Drei Frauen im Halbkreis

   
   

Stehende Betende, Nippur, Mesopotamien, 2600-2500 v.u.Z.

   
   
   
   
   

 
 
Barrio-Grazien
 
     

Trauernde Frau, 1450-1475

   

Sie heißen nicht Aglaia, Euphrosyne und Thalia, wie die drei Grazien üblicherweise sich zu nennen pflegen, sondern Soledad, Flaca und Olivia. Mit Sicherheit haben sie nie von griechischen Göttinnen der Anmut gehört, weder in der Schule, noch sonst irgendwo. Sie haben vielleicht Freundinnen namens Graciella, ohne allerdings die Bedeutung und den Ursprung dieses Namens zu kennen. Die dunkle Hautfarbe ihrer schönen Gesichter und die großen, schwarzen Augen lassen sie jedoch unschwer als berechtigte Nachfahrinnen der drei Grazien erkennen. Sie müssen dazu nicht jene Pose einnehmen, die von den drei Grazien in den letzten 2000 Jahren erwartet wird, nämlich gemeinsam nackt herumzustehen, zwei in Vorderansicht, eine von hinten zu betrachten. Oder umgekehrt.

Soledad, Flaca und Olivia stellen die Anmut ihrer Körper in hautengen Hosen so zur Schau, daß jegliche Vorstellung von Entblößung sich erübrigt.

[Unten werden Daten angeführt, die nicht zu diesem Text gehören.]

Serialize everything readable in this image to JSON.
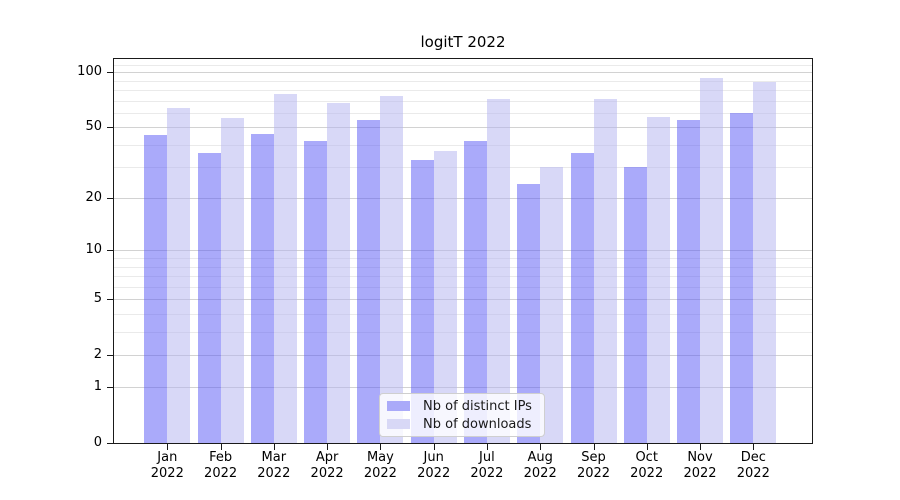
{
  "title": "logitT 2022",
  "colors": {
    "bar_distinct_ips": "rgba(85,85,245,0.5)",
    "bar_downloads": "rgba(177,177,239,0.5)",
    "legend_swatch_distinct_ips": "#aaaaf9",
    "legend_swatch_downloads": "#d8d8f6",
    "grid_major": "#d2d2d2",
    "grid_minor": "#eaeaea",
    "axis": "#1a1a1a"
  },
  "legend": {
    "position": "lower center"
  },
  "chart_data": {
    "type": "bar",
    "title": "logitT 2022",
    "categories": [
      "Jan 2022",
      "Feb 2022",
      "Mar 2022",
      "Apr 2022",
      "May 2022",
      "Jun 2022",
      "Jul 2022",
      "Aug 2022",
      "Sep 2022",
      "Oct 2022",
      "Nov 2022",
      "Dec 2022"
    ],
    "series": [
      {
        "name": "Nb of distinct IPs",
        "values": [
          45,
          36,
          46,
          42,
          55,
          33,
          42,
          24,
          36,
          30,
          55,
          60
        ]
      },
      {
        "name": "Nb of downloads",
        "values": [
          64,
          56,
          76,
          68,
          74,
          37,
          71,
          30,
          71,
          57,
          93,
          89
        ]
      }
    ],
    "xlabel": "",
    "ylabel": "",
    "y_scale": "log(1+x)",
    "ylim": [
      0,
      120
    ],
    "y_ticks": [
      0,
      1,
      2,
      5,
      10,
      20,
      50,
      100
    ],
    "y_minor_gridlines": [
      3,
      4,
      6,
      7,
      8,
      9,
      30,
      40,
      60,
      70,
      80,
      90,
      110
    ],
    "grid": "on",
    "legend_position": "lower center"
  }
}
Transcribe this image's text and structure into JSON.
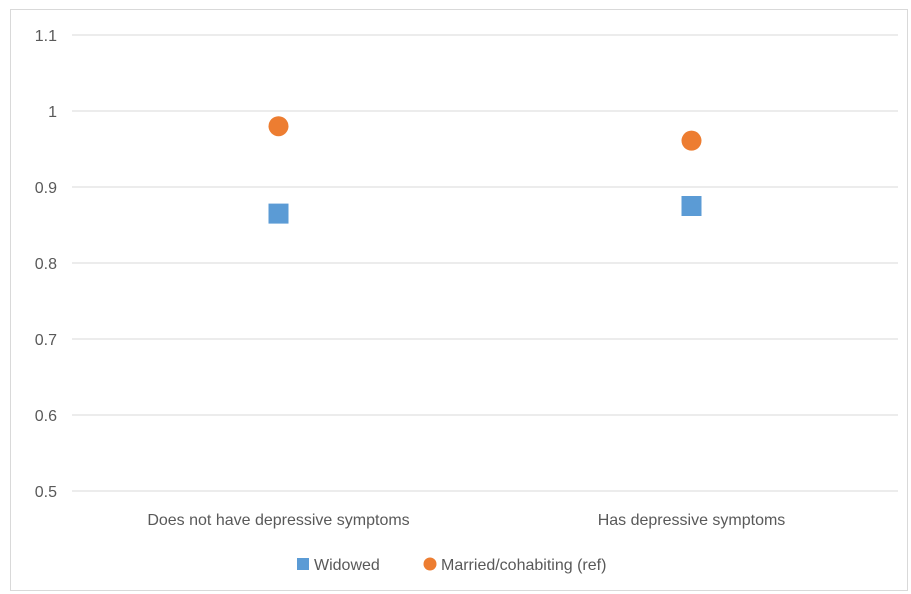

Genauso straff hat selbstverständlich der Oberteil zu sitzen. Sie verletzen damit nicht die Sitten in dem Latino-Viertel, in dem sie leben, da wesentlich umfangreichere Frauen sich ebenfalls engstmöglicher Bekleidung bedienen. Vielleicht bedarf es tatsächlich einer solchen Zurschaustellung geballter Weiblichkeit, um die Ärmlichkeit und Schäbigkeit ihres Viertels in Vergessenheit geraten zu lassen; um wenigstens den 16-, 17- und 18-Jährigen für eine kurze Zeit jenes Gefühl von Schönheit zu geben, das sie stolz die Hüften schwingen und auf hohen Stöckelschuhen balancieren läßt.

Billige „Stretchjeans sind an jeder Ecke ihres Viertels auf der Straße ausgestellt. Aufgezogen über den Unterteil einer Kleiderpuppe, um die Dominanz des Hinterteils zu dokumentieren. Kein griechisches Schönheitsideal ist damit verbunden, sondern eines, das die Durchmischung Mittelamerikas mit Sklaven aus Afrika widerspiegelt. Es ist die überspitzte Ästhetik eines Fernando Botero, die zutrifft, und nicht die Anmut, die Botticelli mit seinen drei Grazien zu vermitteln versucht.

Soledad, Flaca und Olivia gehören auch nicht jener Oberschichte an, die so mancher europäischer Maler und Bildhauer aus seiner Sicht in den drei Grazien festgehalten hat. Ihre Lebensperspektiven beschränken sich in Folge ihrer sozialen Situation auf Gelegenheitsarbeiten oder bestenfalls auf Anstellungen als schicke Verkäuferinnen. Nach einiger Zeit werden Geburten und Alltagssorgen die wachsende Breite ihrer Körperformen bestimmen und ein vorzeitiges Ende ihrer jugendlichen Anmut bewirken.

Drei neue Grazien werden dann ihr Viertel, ihren „Barrio, beleben. Sie werden anders heißen, sind aber an ihren dunklen, schönen Gesichtern und großen, schwarzen Augen leicht zu erkennen.